Even as these value-based models take shape, stakeholders in the hospice space are advocating for CMS to establish a dedicated community-based palliative care benefit within Medicare.

A community-based benefit would likely originate as a Center for Medicare & Medicaid Innovation (CMMI) demonstration project designed to allow patients to receive palliative services concurrently with curative treatments. Patients would be eligible to receive palliative care without the six-month terminal prognosis currently required for hospice election.
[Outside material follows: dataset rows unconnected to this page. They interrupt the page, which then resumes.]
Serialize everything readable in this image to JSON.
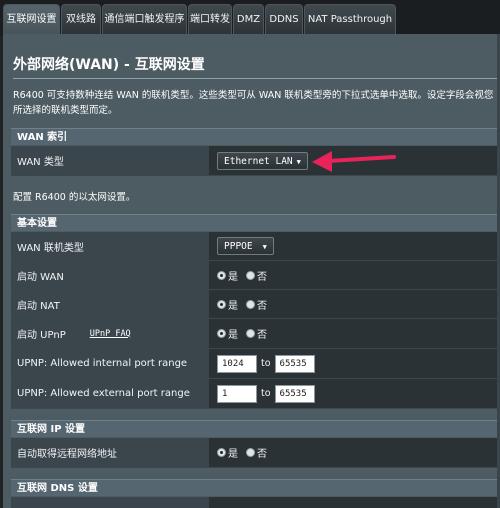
{
  "tabs": [
    "互联网设置",
    "双线路",
    "通信端口触发程序",
    "端口转发",
    "DMZ",
    "DDNS",
    "NAT Passthrough"
  ],
  "page_title": "外部网络(WAN) - 互联网设置",
  "description": "R6400 可支持数种连结 WAN 的联机类型。这些类型可从 WAN 联机类型旁的下拉式选单中选取。设定字段会视您所选择的联机类型而定。",
  "wan_index": {
    "header": "WAN 索引",
    "wan_type_label": "WAN 类型",
    "wan_type_value": "Ethernet LAN"
  },
  "ethernet_note": "配置 R6400 的以太网设置。",
  "basic": {
    "header": "基本设置",
    "conn_type_label": "WAN 联机类型",
    "conn_type_value": "PPPOE",
    "enable_wan_label": "启动 WAN",
    "enable_nat_label": "启动 NAT",
    "enable_upnp_label": "启动 UPnP",
    "upnp_faq": "UPnP FAQ",
    "internal_label": "UPNP: Allowed internal port range",
    "internal_from": "1024",
    "internal_to": "65535",
    "external_label": "UPNP: Allowed external port range",
    "external_from": "1",
    "external_to": "65535",
    "to_label": "to"
  },
  "ip": {
    "header": "互联网 IP 设置",
    "auto_ip_label": "自动取得远程网络地址"
  },
  "dns": {
    "header": "互联网 DNS 设置"
  },
  "radio": {
    "yes": "是",
    "no": "否"
  },
  "colors": {
    "arrow": "#e8235a"
  }
}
Such a program would also need to be supported by robust quality metrics.

Hospices can leverage quality data to make the case in support of a community-based palliative care benefit while also working in concert with payers and referral sources to determine how those services fit into value-based care models, according to Stuart.

Hospices will need to be proactive in working within payer networks and Medicare Advantage plans to integrate palliative care into their services and payment arrangements, Stuart told Hospice News.

“Start talking with your referral or provider network about how you can work more closely together to manage this population more proactively,” Stuart said. “Talk to your plans about how you can use Medicare Advantage to save them money and get better clinical results. If you’re going to survive and not be eaten alive by what’s coming, be proactive and get out there. Learn how to talk to your stakeholders and sell palliative care offerings, because that’s where the world is heading.”